Unumprovident, Unum, and Paul Revere – A Change in the Claims Process

In the early 1990s the defendant UnumProvident realized that claims made on its own occupation insurance policies that it sold were putting the company at risk. As a consequence the company underwent a major restructuring of its claims handling practices and philosophy. Provident changed from a company that had a claims payment philosophy to one that had a claims “management” philosophy. The results were astounding. Unfortunately, the doctors and lawyers who bought these disability policies for “peace of mind” received nothing but “peace of mind” when they suffered their own occupational disability.

Provident was not the lone wolf insurance company facing financial struggles due to poor product design, over marketing, and poor underwriting in its own disability insurance business. There were other disability insurance companies that faced similar problems. Many of these insurance companies have left the disability insurance business. Paul Revere was one of the other major disability insurance companies that also heavily hyped, marketed and sold “own occupation” individual disability products. Paul Revere also encountered major financial problems with their own occupation policies and, in response, changed its claims process.

Mergers and Acquisitions – The plot thickens

So, in April 1996 Provident and Paul Revere announced their intention to merge. Provident and Paul Revere completed their merger in March 1997. Then, in 1999, Provident Companies, Inc. merged with Unum to form UnumProvident.

In 1998, Provident Companies, Inc. and Revere entered into a General Services Agreement. Under the General Services Agreement, Provident, and then UnumProvident, assumed full responsibility for handling Revere’s claims.

Prior to the merger and the General Services Agreement becoming effective, Provident controlled the Paul Revere claims processing process. Transition teams have been formed. They wrote “Best Practices” that the combined entities had to follow and adhere to. In 1996 Provident trained Revere investigators in these “Best Practices.”
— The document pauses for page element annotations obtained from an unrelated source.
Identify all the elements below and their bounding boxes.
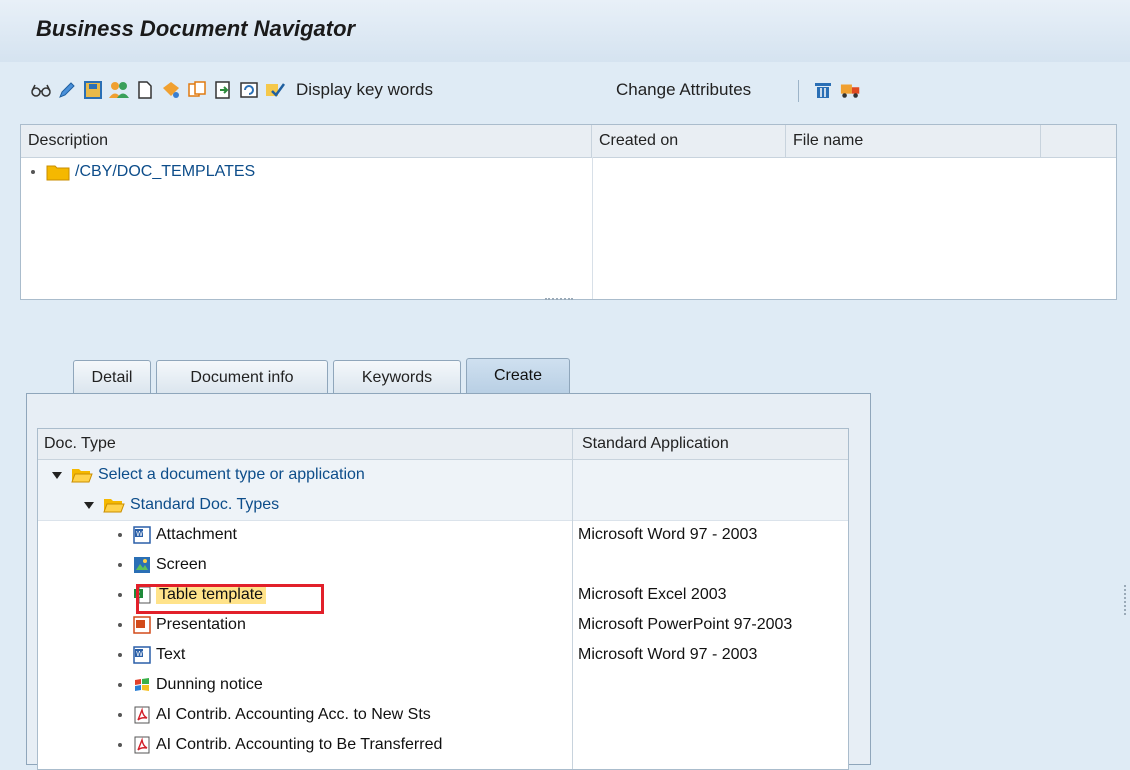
save-icon[interactable] <box>82 79 104 101</box>
vertical-splitter-handle[interactable] <box>1124 585 1129 615</box>
trash-icon[interactable] <box>812 79 834 101</box>
column-header-doc-type[interactable]: Doc. Type <box>38 429 116 459</box>
doc-type-label: Text <box>156 646 186 663</box>
column-header-standard-application[interactable]: Standard Application <box>576 429 729 459</box>
highlight-annotation-box <box>136 584 324 614</box>
doc-type-label: Dunning notice <box>156 676 263 693</box>
doc-type-row[interactable]: W Text Microsoft Word 97 - 2003 <box>38 640 848 670</box>
application-toolbar: Display key words Change Attributes <box>0 62 1130 116</box>
doc-type-row[interactable]: Presentation Microsoft PowerPoint 97-200… <box>38 610 848 640</box>
folder-row[interactable]: /CBY/DOC_TEMPLATES <box>29 161 255 183</box>
tree-bullet-icon <box>118 623 122 627</box>
svg-text:W: W <box>136 650 143 658</box>
open-folder-icon <box>70 465 94 485</box>
display-key-words-button[interactable]: Display key words <box>296 80 433 100</box>
tab-document-info[interactable]: Document info <box>156 360 328 394</box>
tab-keywords[interactable]: Keywords <box>333 360 461 394</box>
doc-type-grid: Doc. Type Standard Application Select a … <box>37 428 849 770</box>
tree-bullet-icon <box>118 683 122 687</box>
svg-text:W: W <box>136 530 143 538</box>
standard-application: Microsoft Excel 2003 <box>578 586 727 603</box>
tree-bullet-icon <box>118 743 122 747</box>
paint-icon[interactable] <box>160 79 182 101</box>
change-attributes-button[interactable]: Change Attributes <box>616 80 751 100</box>
app-title: Business Document Navigator <box>36 16 356 41</box>
new-doc-icon[interactable] <box>134 79 156 101</box>
doc-type-label: Screen <box>156 556 207 573</box>
doc-type-label: Presentation <box>156 616 246 633</box>
expand-arrow-icon[interactable] <box>52 471 62 479</box>
image-icon <box>132 555 152 575</box>
expand-arrow-icon[interactable] <box>84 501 94 509</box>
doc-type-row[interactable]: Dunning notice <box>38 670 848 700</box>
refresh-icon[interactable] <box>238 79 260 101</box>
tree-bullet-icon <box>31 170 35 174</box>
copy-icon[interactable] <box>186 79 208 101</box>
truck-icon[interactable] <box>840 79 862 101</box>
windows-icon <box>132 675 152 695</box>
doc-type-label: AI Contrib. Accounting Acc. to New Sts <box>156 706 431 723</box>
tab-detail[interactable]: Detail <box>73 360 151 394</box>
column-header-created-on[interactable]: Created on <box>592 125 786 157</box>
doc-type-label: Attachment <box>156 526 237 543</box>
tree-root-row[interactable]: Select a document type or application <box>38 460 848 491</box>
open-folder-icon <box>102 495 126 515</box>
tree-root-label: Select a document type or application <box>98 466 365 483</box>
tree-group-row[interactable]: Standard Doc. Types <box>38 490 848 521</box>
pencil-icon[interactable] <box>56 79 78 101</box>
document-list-header: Description Created on File name <box>21 125 1116 158</box>
glasses-icon[interactable] <box>30 79 52 101</box>
doc-type-row[interactable]: Screen <box>38 550 848 580</box>
doc-type-row[interactable]: AI Contrib. Accounting Acc. to New Sts <box>38 700 848 730</box>
toolbar-separator <box>798 80 799 102</box>
word-doc-icon: W <box>132 525 152 545</box>
tree-bullet-icon <box>118 713 122 717</box>
tree-group-label: Standard Doc. Types <box>130 496 280 513</box>
export-icon[interactable] <box>212 79 234 101</box>
word-doc-icon: W <box>132 645 152 665</box>
tree-bullet-icon <box>118 653 122 657</box>
doc-type-header: Doc. Type Standard Application <box>38 429 848 460</box>
tree-bullet-icon <box>118 563 122 567</box>
powerpoint-doc-icon <box>132 615 152 635</box>
tree-bullet-icon <box>118 533 122 537</box>
column-header-description[interactable]: Description <box>21 125 592 157</box>
users-icon[interactable] <box>108 79 130 101</box>
tab-create[interactable]: Create <box>466 358 570 394</box>
tree-bullet-icon <box>118 593 122 597</box>
column-header-file-name[interactable]: File name <box>786 125 1041 157</box>
folder-icon <box>45 162 71 182</box>
title-bar: Business Document Navigator <box>0 0 1130 63</box>
pdf-icon <box>132 705 152 725</box>
pdf-icon <box>132 735 152 755</box>
splitter-handle[interactable] <box>545 298 573 304</box>
doc-type-row[interactable]: AI Contrib. Accounting to Be Transferred <box>38 730 848 760</box>
standard-application: Microsoft Word 97 - 2003 <box>578 646 758 663</box>
doc-type-row[interactable]: W Attachment Microsoft Word 97 - 2003 <box>38 520 848 550</box>
check-icon[interactable] <box>264 79 286 101</box>
folder-label: /CBY/DOC_TEMPLATES <box>75 163 256 180</box>
standard-application: Microsoft PowerPoint 97-2003 <box>578 616 793 633</box>
document-list-grid: Description Created on File name /CBY/DO… <box>20 124 1117 300</box>
column-divider <box>592 157 593 299</box>
standard-application: Microsoft Word 97 - 2003 <box>578 526 758 543</box>
doc-type-label: AI Contrib. Accounting to Be Transferred <box>156 736 443 753</box>
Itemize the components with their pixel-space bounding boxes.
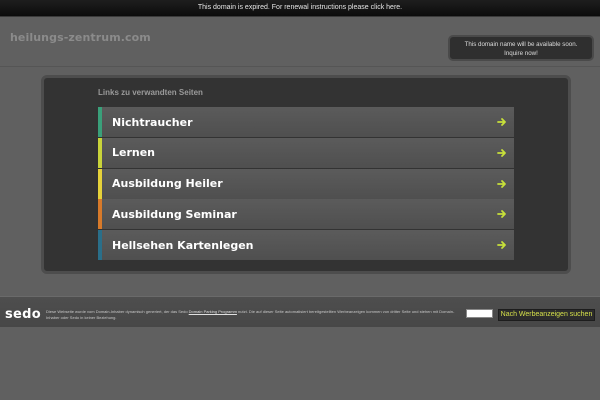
link-item-hellsehen-kartenlegen[interactable]: Hellsehen Kartenlegen <box>98 230 514 260</box>
links-heading: Links zu verwandten Seiten <box>98 88 203 97</box>
sedo-logo[interactable]: sedo <box>5 307 41 322</box>
link-label[interactable]: Ausbildung Seminar <box>102 208 495 221</box>
link-label[interactable]: Lernen <box>102 146 495 159</box>
arrow-right-icon[interactable] <box>495 146 509 160</box>
parking-disclaimer: Diese Webseite wurde vom Domain-Inhaber … <box>46 309 466 320</box>
domain-title: heilungs-zentrum.com <box>10 31 151 44</box>
link-item-nichtraucher[interactable]: Nichtraucher <box>98 107 514 137</box>
arrow-right-icon[interactable] <box>495 207 509 221</box>
expired-notice-text[interactable]: This domain is expired. For renewal inst… <box>198 4 402 11</box>
arrow-right-icon[interactable] <box>495 238 509 252</box>
link-item-ausbildung-heiler[interactable]: Ausbildung Heiler <box>98 168 514 199</box>
arrow-right-icon[interactable] <box>495 177 509 191</box>
link-item-lernen[interactable]: Lernen <box>98 137 514 168</box>
expired-notice-bar[interactable]: This domain is expired. For renewal inst… <box>0 0 600 17</box>
link-label[interactable]: Hellsehen Kartenlegen <box>102 239 495 252</box>
link-label[interactable]: Nichtraucher <box>102 116 495 129</box>
arrow-right-icon[interactable] <box>495 115 509 129</box>
related-links-list: Nichtraucher Lernen Ausbildung Heiler Au… <box>98 107 514 261</box>
domain-available-box[interactable]: This domain name will be available soon.… <box>448 35 594 61</box>
inquire-link[interactable]: Inquire now! <box>450 49 592 58</box>
disclaimer-text-1: Diese Webseite wurde vom Domain-Inhaber … <box>46 309 189 314</box>
domain-parking-link[interactable]: Domain Parking Programm <box>189 309 237 314</box>
link-label[interactable]: Ausbildung Heiler <box>102 177 495 190</box>
link-item-ausbildung-seminar[interactable]: Ausbildung Seminar <box>98 199 514 230</box>
ad-search-button[interactable]: Nach Werbeanzeigen suchen <box>498 309 595 321</box>
ad-search-input[interactable] <box>466 309 493 318</box>
header-divider <box>0 66 600 67</box>
availability-text: This domain name will be available soon. <box>464 41 578 48</box>
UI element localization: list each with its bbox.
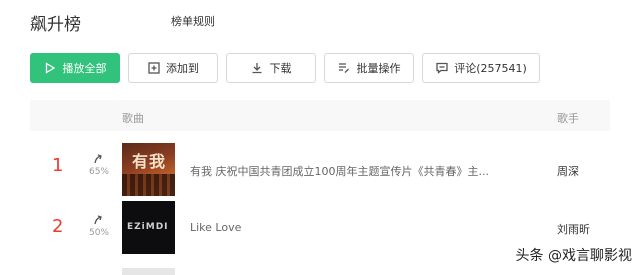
song-table: 歌曲 歌手 1 65% 有我 有我 庆祝中国共青团成立100周年主题宣传片《共青…	[30, 100, 610, 259]
cover-title: EZiMDI	[127, 222, 169, 232]
cover-art-figures	[122, 174, 175, 196]
trend-up-icon	[94, 154, 102, 164]
batch-operation-label: 批量操作	[356, 62, 401, 75]
page-title: 飙升榜	[30, 15, 81, 35]
album-cover[interactable]: EZiMDI	[122, 201, 175, 254]
chart-rules-link[interactable]: 榜单规则	[171, 13, 215, 29]
rank-number: 1	[52, 155, 64, 176]
album-cover-partial	[122, 268, 175, 275]
trend-percent: 50%	[88, 228, 109, 238]
trend-indicator: 50%	[86, 214, 112, 238]
song-title[interactable]: 有我 庆祝中国共青团成立100周年主题宣传片《共青春》主...	[190, 163, 489, 179]
add-to-label: 添加到	[166, 62, 199, 75]
download-button[interactable]: 下载	[226, 53, 316, 83]
comment-label: 评论(257541)	[454, 62, 527, 75]
trend-indicator: 65%	[86, 153, 112, 177]
artist-name[interactable]: 周深	[557, 163, 579, 179]
trend-up-icon	[94, 215, 102, 225]
album-cover[interactable]: 有我	[122, 143, 175, 196]
play-icon	[44, 62, 57, 75]
download-label: 下载	[269, 62, 292, 75]
list-edit-icon	[338, 62, 351, 75]
add-to-button[interactable]: 添加到	[128, 53, 218, 83]
rank-number: 2	[52, 216, 64, 237]
play-all-button[interactable]: 播放全部	[30, 53, 120, 83]
cover-title: 有我	[132, 152, 167, 171]
artist-name[interactable]: 刘雨昕	[557, 221, 590, 237]
comment-button[interactable]: 评论(257541)	[422, 53, 540, 83]
play-all-label: 播放全部	[62, 62, 107, 75]
watermark: 头条 @戏言聊影视	[515, 248, 632, 264]
table-header: 歌曲 歌手	[30, 100, 610, 131]
column-header-artist: 歌手	[557, 112, 579, 125]
batch-operation-button[interactable]: 批量操作	[324, 53, 414, 83]
column-header-song: 歌曲	[122, 112, 144, 125]
comment-icon	[435, 62, 448, 75]
trend-percent: 65%	[88, 167, 109, 177]
song-title[interactable]: Like Love	[190, 221, 241, 234]
add-icon	[147, 62, 160, 75]
table-row[interactable]: 1 65% 有我 有我 庆祝中国共青团成立100周年主题宣传片《共青春》主...…	[30, 139, 610, 199]
toolbar: 播放全部 添加到 下载 批量操作 评论(257541)	[30, 53, 540, 83]
download-icon	[251, 62, 264, 75]
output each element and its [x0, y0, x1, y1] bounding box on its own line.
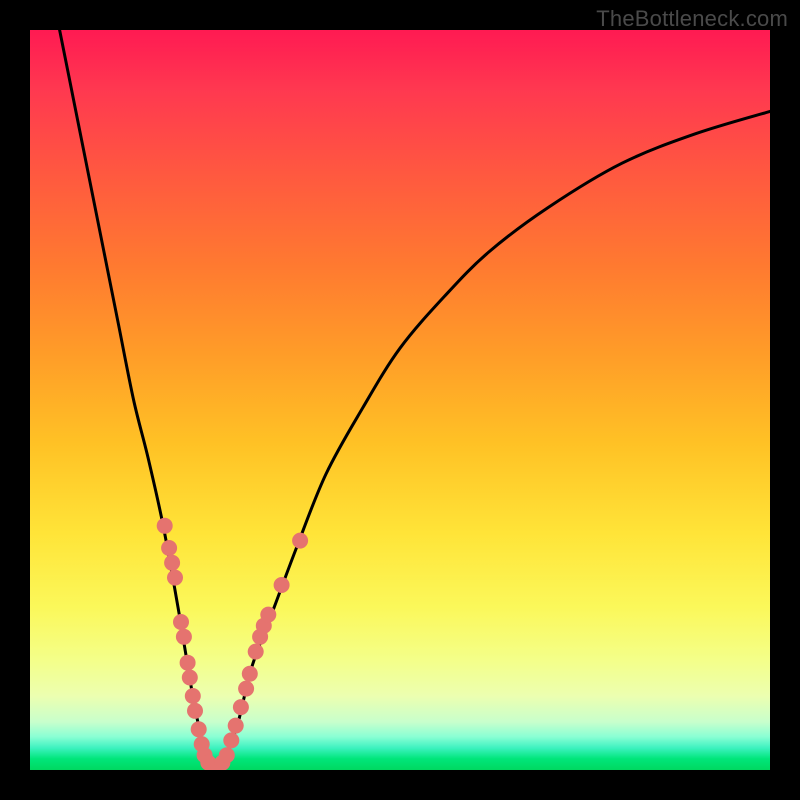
data-marker: [248, 644, 264, 660]
data-marker: [292, 533, 308, 549]
data-marker: [167, 570, 183, 586]
data-marker: [185, 688, 201, 704]
chart-frame: TheBottleneck.com: [0, 0, 800, 800]
data-marker: [260, 607, 276, 623]
data-marker: [180, 655, 196, 671]
data-marker: [161, 540, 177, 556]
data-markers: [157, 518, 308, 770]
data-marker: [238, 681, 254, 697]
plot-area: [30, 30, 770, 770]
data-marker: [228, 718, 244, 734]
data-marker: [219, 747, 235, 763]
data-marker: [191, 721, 207, 737]
data-marker: [182, 670, 198, 686]
data-marker: [223, 732, 239, 748]
data-marker: [233, 699, 249, 715]
bottleneck-curve: [60, 30, 770, 770]
data-marker: [187, 703, 203, 719]
data-marker: [176, 629, 192, 645]
data-marker: [242, 666, 258, 682]
watermark-text: TheBottleneck.com: [596, 6, 788, 32]
data-marker: [157, 518, 173, 534]
bottleneck-curve-svg: [30, 30, 770, 770]
data-marker: [173, 614, 189, 630]
data-marker: [164, 555, 180, 571]
data-marker: [274, 577, 290, 593]
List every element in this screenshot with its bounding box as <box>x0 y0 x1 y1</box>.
Including a claim objectification process initiated by Provident. Then the “round table” process to deny the claims began at Paul Revere even before the merger was completed.

Unum’s Bad Faith Saga continues

This is just one chapter in the continuing saga of Unumprovident, Unum, and Paul Revere. The evidence strongly establishes a corporate scheme to increase profits without considering the rights of the insured disabled – the doctors, lawyers and others who purchased their own Occupational disability insurance. In addition, the evidence establishes Unumprovident, Unum, and Paul Revere. profited greatly from their misconduct. The results of these companies’ bad faith Disability Insurance practices have devastated many, many insureds. Instead of buying “peace of mind” – – countless numbers of doctors, lawyers, and professionals faced economic ruin.

If these companies have denied your Occupational Therapist disability claim, you are advised to seek legal representation. A good Disability Claims Attorney can make all the difference in giving you and your family “peace of mind.”